Even if there were some legitimate basis for Balck to have reasonably believed that under Rule 4.2 only notice along with the opportunity to be present was required, indeed, if in fact that was all the rule actually required, the state nonetheless engaged in serious misconduct. Although there is some indication in the record that Clark’s attorney may have had notice1 of the second July 26 communication between Clark, Frazer, and Doran, there has been no showing that Clark’s counsel had the opportunity to be present. Furthermore, there is nothing in the record before us that would support the conclusion that Clark’s counsel ever received adequate notice along with the opportunity to be present during the August 3 communications. Thus, there was no demonstrated compliance with what Balck allegedly thought the rule to be.

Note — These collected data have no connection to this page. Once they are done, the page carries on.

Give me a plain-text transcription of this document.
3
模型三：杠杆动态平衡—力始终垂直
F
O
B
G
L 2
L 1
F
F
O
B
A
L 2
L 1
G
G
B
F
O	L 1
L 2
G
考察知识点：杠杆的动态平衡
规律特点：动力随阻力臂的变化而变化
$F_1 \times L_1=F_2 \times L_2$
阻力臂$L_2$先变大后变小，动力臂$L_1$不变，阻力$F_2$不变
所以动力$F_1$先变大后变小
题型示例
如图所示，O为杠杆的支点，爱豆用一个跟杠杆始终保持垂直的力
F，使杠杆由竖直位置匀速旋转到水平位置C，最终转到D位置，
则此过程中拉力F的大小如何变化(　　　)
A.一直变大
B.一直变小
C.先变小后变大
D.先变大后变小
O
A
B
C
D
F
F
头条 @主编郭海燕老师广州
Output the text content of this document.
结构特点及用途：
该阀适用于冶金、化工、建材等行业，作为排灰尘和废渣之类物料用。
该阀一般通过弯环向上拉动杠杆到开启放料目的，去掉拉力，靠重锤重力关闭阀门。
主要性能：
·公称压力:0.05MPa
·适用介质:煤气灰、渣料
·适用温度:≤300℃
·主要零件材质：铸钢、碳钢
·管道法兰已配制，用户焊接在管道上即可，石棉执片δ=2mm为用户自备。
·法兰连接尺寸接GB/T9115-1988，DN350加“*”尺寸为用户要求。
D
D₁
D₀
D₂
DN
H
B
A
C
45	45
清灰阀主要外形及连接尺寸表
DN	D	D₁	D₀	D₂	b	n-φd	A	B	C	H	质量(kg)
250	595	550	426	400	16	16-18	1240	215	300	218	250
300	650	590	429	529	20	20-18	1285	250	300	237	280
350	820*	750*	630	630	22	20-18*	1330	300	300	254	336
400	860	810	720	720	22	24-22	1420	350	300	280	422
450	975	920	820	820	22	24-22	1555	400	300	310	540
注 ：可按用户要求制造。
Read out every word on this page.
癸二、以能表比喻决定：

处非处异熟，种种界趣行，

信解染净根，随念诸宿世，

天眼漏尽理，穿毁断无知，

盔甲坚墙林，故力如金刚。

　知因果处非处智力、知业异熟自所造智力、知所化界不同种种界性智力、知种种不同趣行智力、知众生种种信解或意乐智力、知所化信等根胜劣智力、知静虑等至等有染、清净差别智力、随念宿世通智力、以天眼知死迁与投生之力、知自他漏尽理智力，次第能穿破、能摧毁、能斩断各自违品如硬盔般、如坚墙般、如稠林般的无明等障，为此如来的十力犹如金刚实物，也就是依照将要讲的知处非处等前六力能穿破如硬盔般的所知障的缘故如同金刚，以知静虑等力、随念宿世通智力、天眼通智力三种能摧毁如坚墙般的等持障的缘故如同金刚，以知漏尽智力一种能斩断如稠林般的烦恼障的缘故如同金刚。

There are two final points that must be made. First, the court focuses on the “poor communication” on both sides and Balck’s “repeated! ] attempts] to meet what he reasonably believed to be his professional obligations.” To the extent that the court’s opinion may be read to suggest that Clark’s attorneys’ failure to respond to the purported notice and opportunity to be present during the communications at issue constitutes consent sufficient to mitigate the misconduct, there is no basis in the law for such a suggestion. Second, I feel compelled to state explicitly that the state’s violation of Rule 4.2 cannot be excused or mitigated by the fact that Balck may have been frustrated by the manner in which Clark’s attorneys responded or the substance of those responses to the state’s efforts to communicate with Clark. In fact, comment six to Rule 4.2 specifically provides that a lawyer may seek a court order to authorize communication with a represented person if “uncertain” whether such communication would be permissible or in “exceptional circumstances.” Minn. R. Prof. Conduct. 4.2 cmt. 6. Counsel’s *357frustration does not mitigate a violation of the rule; rather, counsel’s failure to seek a court order aggravates the misconduct.
For these additional reasons, I respectfully dissent.

. Neither Handley nor Balck positively remember whether they spoke on the day of Clark’s arraignment.